La puerta se abrió y una forma vaga y espantosa surgió en el umbral.
-Sígueme
-dijo.
Scrooge no
supo con seguridad qué pasó luego. Estaba en la calle. Recordaba que quería
comprar algunas golosinas para sus pequeños sobrinos y sobrinas, y fue a una
tienda.
-Disculpe,
pero pasadas las ocho -dijo el encargado- no podemos atenderlo, señor.
Vagó a través
de otras calles que parecían extrañamente alteradas. Se dirigía hacia el lado
oeste, y comenzó a sentir frío y debilidad. Creyó que sería conveniente tomar
una pequeña copa de brandy con agua, y justo estaba doblando la esquina de la
vieja taberna cuando salían las últimas personas y le cerraban las metálicas
puertas prácticamente en la cara.
-¿Qué es lo
que pasa? -preguntó débilmente al hombre que cerraba las puertas.
-Las diez
pasadas -dijo secamente el tipo, y apagó las últimas luces.
Scrooge ya
creía que la segunda porción de pastel de carne le había dado indigestión, y
que todo aquello era una mera pesadilla. Le parecía como que había caído en un
profundo abismo de oscuridad en el que todo le era negado.
Cuando volvió
en sí, era el día de Navidad, y la gente estaba caminando por las calles.
Scrooge se
encontró en esa calle y la gente se sonreía y saludaba entre sí con calidez,
pero era evidente que no eran felices. Había señales de preocupación en sus
rostros, señales que evidenciaban problemas del pasado y ansiedades futuras.
Scrooge escuchó a un hombre suspirar al siguiente instante de desearle Feliz
Navidad a un vecino. Había lágrimas en el rostro de una mujer que caminaba
frente a una iglesia, toda de negro.
-¡Pobre John!
-murmuraba ella-. Estoy segura de que lo que lo mató fueron los problemas de
dinero. Ahora está en el cielo. Pero el vicario dijo en el sermón que el cielo
era un mero cuento de hadas -ella gimió nuevamente.
Todo esto
perturbó la paz de Scrooge. Algo parecía estar pujando en su corazón.
-Pero -dijo
él- debo olvidar todo esto cuando me siente a cenar con mis sobrinos y sus
jóvenes hijos.
Eran las
últimas horas de la tarde; las cuatro en punto y caían las sombras. Era la hora
de la cena. Scrooge encontró la casa de su sobrino. Ni una ventana tenía luces
y todo estaba oscuro. El corazón de Scrooge se heló.
Golpeó una y
otra vez, y tiró de la campana que resonó tan lánguidamente que parecía tener
un pie en el sepulcro.
Al final, una
vieja mujer de aspecto miserable, abrió la puerta solo unas pulgadas y miró con
desconfianza.
-¿El señor
Fred? -dijo-. Él y sus señora salieron al Hotel Splendid, y no volverán hasta
medianoche. Los chicos están fuera, en Eastbourne.
-¡Cenando en
una taberna el día de Navidad! -murmuró Scrooge-. ¿Qué terrible sino es ese?

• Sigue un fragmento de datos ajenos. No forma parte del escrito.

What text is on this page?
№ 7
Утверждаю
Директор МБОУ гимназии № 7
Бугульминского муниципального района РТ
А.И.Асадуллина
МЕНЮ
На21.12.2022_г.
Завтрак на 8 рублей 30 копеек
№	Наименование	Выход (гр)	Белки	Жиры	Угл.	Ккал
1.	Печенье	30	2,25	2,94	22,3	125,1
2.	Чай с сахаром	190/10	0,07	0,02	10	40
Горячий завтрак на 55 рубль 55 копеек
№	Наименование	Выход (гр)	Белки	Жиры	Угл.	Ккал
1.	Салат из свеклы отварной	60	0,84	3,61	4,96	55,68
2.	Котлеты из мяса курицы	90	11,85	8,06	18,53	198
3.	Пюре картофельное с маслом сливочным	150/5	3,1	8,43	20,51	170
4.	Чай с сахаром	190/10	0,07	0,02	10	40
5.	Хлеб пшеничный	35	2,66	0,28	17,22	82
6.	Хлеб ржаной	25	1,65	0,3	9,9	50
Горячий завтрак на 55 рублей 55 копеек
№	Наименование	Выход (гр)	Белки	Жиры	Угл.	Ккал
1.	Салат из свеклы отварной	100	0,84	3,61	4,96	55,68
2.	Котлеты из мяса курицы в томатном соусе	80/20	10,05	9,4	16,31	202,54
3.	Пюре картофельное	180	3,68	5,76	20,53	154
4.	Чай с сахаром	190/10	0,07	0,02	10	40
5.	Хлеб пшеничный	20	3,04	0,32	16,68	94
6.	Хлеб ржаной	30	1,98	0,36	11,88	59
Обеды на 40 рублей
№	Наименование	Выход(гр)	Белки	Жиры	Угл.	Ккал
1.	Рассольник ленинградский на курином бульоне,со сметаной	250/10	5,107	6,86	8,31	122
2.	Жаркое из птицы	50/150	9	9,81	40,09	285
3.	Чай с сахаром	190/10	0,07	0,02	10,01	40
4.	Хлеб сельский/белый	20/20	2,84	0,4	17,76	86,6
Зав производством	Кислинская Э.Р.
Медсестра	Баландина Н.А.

¿Quién es tan miserable y tan desolado como para cenar en una taberna en
Navidad? ¡Y los niños en Eastbourne!
El aire se
tornó pesado y le pareció escuchar desde una gran distancia la voz de Tiny Tim,
diciendo "¡Dios nos ayude, a todos y a cada uno de nosotros!"
De nuevo, el
Espíritu apareció. Scrooge cayó de rodillas.
-¡Terrible
Fantasma! -exclamó-. ¿Quién eres y qué quieres? Habla, te lo suplico.
-Ebenezer
Scrooge -replicó el Fantasma en un timbre abominable-. Soy el fantasma de las
Navidades de 1920. Conmigo traigo el impreso del Impuesto sobre la Renta.
El cabello de
Scrooge se erizó ante esa visión. Pero se sintió peor cuando vio que la
Aparición tenía huellas como las de un gigantesco gato.
-Mi nombre es
Pussyfoot. También me llaman Ruina y Desesperanza -dijo el Fantasma, y
desapareció.
Luego de esto
Scrooge despertó y descorrió los cortinajes de su cama.
-¡Gracias a
Dios! -exclamó de corazón-. ¡Solo fue un sueño!